Right now I'm trying to get an AI (actually two ChatGPT and Grok) to write me a simple HomeAssistant integration that blinks a virtual light on and off driven by a random boolean virtual sensor. I just started using HomeAssistant and don't know it well. +2H and a few iterations in, still doesn't work. Winning.
Can anyone share their experience using AI to polish a working prototype towards a more professional/public release? "Are we there yet?"
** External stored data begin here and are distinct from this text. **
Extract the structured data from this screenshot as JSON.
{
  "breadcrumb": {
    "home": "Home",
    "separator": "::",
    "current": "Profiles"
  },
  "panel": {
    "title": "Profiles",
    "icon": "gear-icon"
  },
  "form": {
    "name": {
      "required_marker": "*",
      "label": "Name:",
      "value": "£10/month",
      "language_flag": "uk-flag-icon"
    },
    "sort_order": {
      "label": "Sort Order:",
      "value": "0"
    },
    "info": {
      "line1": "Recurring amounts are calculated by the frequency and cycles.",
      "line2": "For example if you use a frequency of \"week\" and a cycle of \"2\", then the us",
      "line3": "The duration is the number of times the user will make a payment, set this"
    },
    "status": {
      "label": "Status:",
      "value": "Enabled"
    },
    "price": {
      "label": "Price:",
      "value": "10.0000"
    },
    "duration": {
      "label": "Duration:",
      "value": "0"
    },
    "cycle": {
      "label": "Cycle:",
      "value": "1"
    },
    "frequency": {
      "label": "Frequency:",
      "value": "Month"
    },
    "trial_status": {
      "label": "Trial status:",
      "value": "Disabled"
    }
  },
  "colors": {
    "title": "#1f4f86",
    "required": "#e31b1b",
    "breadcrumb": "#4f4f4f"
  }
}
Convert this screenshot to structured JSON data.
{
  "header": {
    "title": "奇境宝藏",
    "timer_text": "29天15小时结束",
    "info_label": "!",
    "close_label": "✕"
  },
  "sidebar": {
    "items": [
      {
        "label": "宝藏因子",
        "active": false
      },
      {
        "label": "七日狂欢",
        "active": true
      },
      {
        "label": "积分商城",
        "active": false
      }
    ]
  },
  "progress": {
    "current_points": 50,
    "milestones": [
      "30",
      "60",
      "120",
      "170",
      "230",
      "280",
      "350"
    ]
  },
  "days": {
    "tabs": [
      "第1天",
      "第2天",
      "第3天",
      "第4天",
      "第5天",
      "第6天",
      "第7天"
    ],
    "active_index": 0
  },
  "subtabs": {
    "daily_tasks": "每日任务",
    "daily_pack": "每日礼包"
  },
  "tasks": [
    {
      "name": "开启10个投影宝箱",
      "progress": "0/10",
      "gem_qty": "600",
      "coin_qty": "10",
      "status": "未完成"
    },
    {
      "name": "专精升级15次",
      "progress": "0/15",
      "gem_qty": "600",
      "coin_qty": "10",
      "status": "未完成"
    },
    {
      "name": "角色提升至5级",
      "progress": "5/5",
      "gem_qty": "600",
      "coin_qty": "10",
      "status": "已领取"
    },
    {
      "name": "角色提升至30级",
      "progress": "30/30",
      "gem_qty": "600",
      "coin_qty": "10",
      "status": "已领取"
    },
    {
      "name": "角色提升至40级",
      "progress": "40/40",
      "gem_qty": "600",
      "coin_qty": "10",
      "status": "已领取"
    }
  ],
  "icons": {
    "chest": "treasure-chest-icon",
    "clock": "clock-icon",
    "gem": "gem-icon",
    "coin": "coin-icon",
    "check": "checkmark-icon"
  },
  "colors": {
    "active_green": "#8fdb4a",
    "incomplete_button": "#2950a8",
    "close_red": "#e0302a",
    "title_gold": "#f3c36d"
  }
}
Thia ia exactly how I use Claude and it makes my life easier. I'm not a dev, started learning Python somewhere around a year ago. Then tried to play around with Claude and to be honest, I got pretty good at it :D Built several websites, apps (the bottom ones mostly for myself - but one is being used by a record label my friends run and I'm pretty proud of it). There are a lot of pros and cons for doing these things (not sure I'd dare to go production and distribute anything publicly before a full code audit), but I'm sure that these tools are gonna get so good at it (if they're not already) that I'll be confident to release stuff. The best thing that happened with me playing with Claude is - even though I can't code, I leared a lot about stuff around it - git, terminal, deps, etc. So I'm definitely enjoying this
This has been exactly my experience too. I switched from Spotify to Plex, but discovered there really isn't a music focused desktop player. So I vibe coded one, exactly how I want my music player to work (albums not playlists/tracks as the central item). I was so happy with my desktop app, I built a mobile version to use instead of PlexAmp. There are some bugs I'm ironing out, but they are both I've stopped using PlexAmp and Spotify entirely.
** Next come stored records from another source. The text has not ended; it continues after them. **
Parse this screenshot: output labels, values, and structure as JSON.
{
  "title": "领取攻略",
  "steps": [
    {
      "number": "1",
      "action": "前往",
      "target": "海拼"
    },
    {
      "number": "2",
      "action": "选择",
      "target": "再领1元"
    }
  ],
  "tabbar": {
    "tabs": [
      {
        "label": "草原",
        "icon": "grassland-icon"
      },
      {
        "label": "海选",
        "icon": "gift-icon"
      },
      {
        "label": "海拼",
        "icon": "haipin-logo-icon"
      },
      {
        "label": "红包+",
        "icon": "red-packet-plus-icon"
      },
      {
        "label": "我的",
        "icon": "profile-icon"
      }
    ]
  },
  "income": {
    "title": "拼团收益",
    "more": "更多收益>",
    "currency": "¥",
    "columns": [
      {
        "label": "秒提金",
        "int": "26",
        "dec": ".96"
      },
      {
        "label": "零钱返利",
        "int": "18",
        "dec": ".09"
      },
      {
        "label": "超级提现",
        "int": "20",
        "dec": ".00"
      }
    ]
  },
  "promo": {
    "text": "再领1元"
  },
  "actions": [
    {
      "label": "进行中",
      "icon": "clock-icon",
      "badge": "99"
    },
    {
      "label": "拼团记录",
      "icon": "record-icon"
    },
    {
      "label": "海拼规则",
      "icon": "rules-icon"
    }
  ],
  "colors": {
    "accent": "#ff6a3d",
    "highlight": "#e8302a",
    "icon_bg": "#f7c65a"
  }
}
I feel like the coding assistants are opening doors for hobbyists the same way 3d printing did. If you’re into a hobby with physical components like rc-anything, robotics, or just need a one off part to fix something a 3D printer is a game changer. In the same way, if you’re into writing software for personal projects or just filling a discreet need ClaudeCode is a game changer.
It’s insane and wonderful. I always wanted to get into slipcasting pottery, but of course straight from CAD without all the “make something 20% larger than hou want, fire it, make mold using plaster and expertise” part.
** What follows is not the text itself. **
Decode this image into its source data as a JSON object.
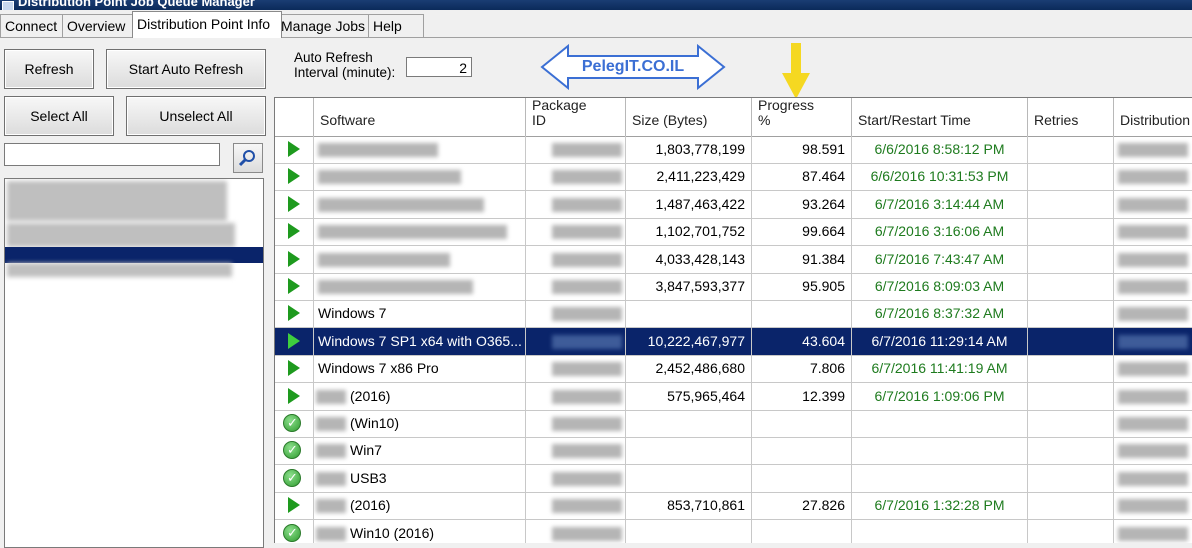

Kicked it around for years, but CAD mold-making, especially multi-part mold-making, is reslly hard. Geometry, physics, understanding the process of using it… it was way more than I could find the time to develop expertise in.

Claude code, an MCP server to controll grasshopper (MCP server entirely written by claude of course), and maybe 8 hours total and I’ve got a fully algorithic multi-part mold-making program that designs the plastic tools I need to print, so I can pour silicone into plastic, so I can pour plaster into silicone, and the plaster parts fit goether perfectly for the final mold.

And it was fun. AI has brought joy back into coding projects I used to put off because they felt like a grind.